Author

Sandra Gilbert (2016)

Sandra M. Gilbert

“These are all ekphrastic/culinary poems—poems responding to various painted scenes of eating—and so are spin-offs from my book, The Culinary Imagination: From Myth to Modernity (WW Norton, 2014). I hope the poems can stand free of the paintings, though they’re definitely allusive. In the absence of the images that inspired me, I’ve sought to inscribe ideas that seemed central to them. After some years of writing about food and the words with which we respond to food, I wanted to create poems that somehow reflect fascinating paintings. Arguably, after all, the “culinary” is the “cultural”—consider Claude Lévi-Strauss’s famous The Raw and the Cooked—so that to focus imagination on the kitchen, the hearth, the cauldron, is to turn to the magic that makes us who we are. Also in a more recent book, an anthology titled Eating Words: A Norton Reader of Food Writing (Norton, 2015, coedited with Roger Porter), I’ve turned again and again to this subject. And in the new collection of poems I’m just completing, tentatively called “Saturn’s Meal,” I intend to explore it further. As the great gastronome Jean Anthelme Brillat-Savarin famously wrote, “You are what you eat,” but I also believe that you are what you write about what you eat!”
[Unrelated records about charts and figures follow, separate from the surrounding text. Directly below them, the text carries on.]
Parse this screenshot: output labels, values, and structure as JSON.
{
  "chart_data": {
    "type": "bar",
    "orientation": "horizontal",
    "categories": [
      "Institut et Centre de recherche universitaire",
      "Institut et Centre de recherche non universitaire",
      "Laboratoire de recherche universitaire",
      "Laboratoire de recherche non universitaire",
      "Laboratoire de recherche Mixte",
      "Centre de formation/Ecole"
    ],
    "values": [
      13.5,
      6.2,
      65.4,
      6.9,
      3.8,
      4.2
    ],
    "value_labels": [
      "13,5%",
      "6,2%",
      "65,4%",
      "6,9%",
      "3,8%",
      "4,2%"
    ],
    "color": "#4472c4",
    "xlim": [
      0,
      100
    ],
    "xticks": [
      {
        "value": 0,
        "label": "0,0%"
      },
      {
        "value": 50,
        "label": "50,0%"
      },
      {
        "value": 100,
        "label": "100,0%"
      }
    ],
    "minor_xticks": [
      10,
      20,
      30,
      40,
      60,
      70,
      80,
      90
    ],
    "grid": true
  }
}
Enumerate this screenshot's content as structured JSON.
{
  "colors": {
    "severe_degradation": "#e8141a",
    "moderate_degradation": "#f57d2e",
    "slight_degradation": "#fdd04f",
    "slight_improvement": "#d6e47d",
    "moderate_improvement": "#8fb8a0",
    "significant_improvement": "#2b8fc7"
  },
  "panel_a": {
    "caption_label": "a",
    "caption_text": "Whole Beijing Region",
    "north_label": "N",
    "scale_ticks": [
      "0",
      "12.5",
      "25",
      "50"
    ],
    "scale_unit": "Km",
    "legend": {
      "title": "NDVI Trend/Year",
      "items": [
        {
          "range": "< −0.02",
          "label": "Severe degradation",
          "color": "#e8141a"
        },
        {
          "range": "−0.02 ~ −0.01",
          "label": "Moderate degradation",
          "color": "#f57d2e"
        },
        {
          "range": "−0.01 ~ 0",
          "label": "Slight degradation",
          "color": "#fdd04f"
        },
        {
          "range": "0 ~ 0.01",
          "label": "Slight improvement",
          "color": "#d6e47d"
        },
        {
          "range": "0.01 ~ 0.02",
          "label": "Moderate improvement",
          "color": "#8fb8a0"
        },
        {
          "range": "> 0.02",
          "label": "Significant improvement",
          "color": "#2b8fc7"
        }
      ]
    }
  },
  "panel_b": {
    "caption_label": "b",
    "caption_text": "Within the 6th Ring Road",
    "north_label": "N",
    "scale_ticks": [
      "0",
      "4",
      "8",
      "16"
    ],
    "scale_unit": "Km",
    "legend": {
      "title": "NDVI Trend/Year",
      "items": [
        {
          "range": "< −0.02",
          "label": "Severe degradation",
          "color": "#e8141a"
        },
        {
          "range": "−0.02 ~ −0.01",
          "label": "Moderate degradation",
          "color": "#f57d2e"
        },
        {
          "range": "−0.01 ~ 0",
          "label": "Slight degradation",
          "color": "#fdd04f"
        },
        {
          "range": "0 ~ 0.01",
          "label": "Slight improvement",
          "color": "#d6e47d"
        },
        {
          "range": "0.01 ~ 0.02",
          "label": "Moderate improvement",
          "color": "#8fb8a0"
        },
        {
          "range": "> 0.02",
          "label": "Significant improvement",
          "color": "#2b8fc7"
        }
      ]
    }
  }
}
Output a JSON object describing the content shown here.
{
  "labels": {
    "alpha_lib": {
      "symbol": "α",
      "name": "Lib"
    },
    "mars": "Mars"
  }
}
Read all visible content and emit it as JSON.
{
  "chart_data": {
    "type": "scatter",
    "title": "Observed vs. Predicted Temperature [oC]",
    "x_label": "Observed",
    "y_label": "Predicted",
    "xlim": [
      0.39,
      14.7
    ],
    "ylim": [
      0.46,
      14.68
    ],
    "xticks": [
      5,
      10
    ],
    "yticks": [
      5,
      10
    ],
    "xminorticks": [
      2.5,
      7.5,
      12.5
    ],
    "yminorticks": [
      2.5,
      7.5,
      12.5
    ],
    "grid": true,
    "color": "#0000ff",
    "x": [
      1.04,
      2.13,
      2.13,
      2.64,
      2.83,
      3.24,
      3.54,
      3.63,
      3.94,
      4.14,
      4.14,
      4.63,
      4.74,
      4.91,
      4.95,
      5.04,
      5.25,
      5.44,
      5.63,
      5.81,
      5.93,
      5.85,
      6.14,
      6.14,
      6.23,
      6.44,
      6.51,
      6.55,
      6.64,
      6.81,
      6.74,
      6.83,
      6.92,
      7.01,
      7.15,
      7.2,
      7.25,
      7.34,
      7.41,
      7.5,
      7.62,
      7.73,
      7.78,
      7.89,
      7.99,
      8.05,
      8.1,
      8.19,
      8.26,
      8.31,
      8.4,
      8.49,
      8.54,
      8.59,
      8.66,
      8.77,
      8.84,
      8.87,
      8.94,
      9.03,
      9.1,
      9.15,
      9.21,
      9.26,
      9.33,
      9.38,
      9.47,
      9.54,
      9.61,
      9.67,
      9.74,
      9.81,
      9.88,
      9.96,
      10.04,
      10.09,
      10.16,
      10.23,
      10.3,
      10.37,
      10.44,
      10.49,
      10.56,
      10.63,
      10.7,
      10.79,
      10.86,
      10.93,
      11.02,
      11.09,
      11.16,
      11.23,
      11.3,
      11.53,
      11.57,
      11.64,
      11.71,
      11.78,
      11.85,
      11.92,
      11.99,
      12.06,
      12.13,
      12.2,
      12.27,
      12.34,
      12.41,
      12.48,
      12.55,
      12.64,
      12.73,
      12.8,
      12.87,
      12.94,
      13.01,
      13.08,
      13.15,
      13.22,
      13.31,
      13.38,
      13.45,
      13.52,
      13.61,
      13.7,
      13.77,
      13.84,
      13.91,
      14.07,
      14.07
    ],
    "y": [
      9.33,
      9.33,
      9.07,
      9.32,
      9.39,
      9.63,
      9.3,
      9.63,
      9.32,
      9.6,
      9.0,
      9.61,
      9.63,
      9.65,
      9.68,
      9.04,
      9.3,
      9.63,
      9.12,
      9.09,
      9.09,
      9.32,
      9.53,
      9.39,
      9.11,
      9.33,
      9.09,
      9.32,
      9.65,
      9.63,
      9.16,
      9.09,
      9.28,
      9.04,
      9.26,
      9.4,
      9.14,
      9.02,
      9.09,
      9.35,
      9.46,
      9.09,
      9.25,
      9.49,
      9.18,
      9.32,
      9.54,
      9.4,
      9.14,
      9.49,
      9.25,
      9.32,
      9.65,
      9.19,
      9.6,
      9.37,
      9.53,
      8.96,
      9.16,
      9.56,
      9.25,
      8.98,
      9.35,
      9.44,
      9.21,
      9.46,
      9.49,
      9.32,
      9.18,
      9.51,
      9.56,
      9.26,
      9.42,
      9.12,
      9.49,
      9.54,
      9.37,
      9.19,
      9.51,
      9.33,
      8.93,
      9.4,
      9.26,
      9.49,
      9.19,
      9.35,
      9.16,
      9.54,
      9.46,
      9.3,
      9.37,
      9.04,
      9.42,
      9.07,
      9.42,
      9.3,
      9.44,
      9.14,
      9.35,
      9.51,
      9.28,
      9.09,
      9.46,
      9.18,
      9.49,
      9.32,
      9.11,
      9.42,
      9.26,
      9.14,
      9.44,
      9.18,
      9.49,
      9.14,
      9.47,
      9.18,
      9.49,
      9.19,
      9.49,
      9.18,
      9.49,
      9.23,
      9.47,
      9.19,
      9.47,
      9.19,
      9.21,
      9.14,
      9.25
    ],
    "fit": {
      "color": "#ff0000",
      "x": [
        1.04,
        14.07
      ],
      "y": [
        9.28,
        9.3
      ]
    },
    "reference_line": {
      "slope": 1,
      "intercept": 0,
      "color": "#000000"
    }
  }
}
Sandra M. Gilbert has published eight collections of poetry, most recently Aftermath (2011) and also numerous books of prose. She is currently at work on a new collection of poems, “Saturn’s Meal,” and with Susan Gubar, she is coauthor of The Madwoman in the Attic and coeditor of The Norton Anthology of Literature by Women, along with many other volumes: the two received the 2012 Award for Lifetime Achievement from the National Book Critics Circle.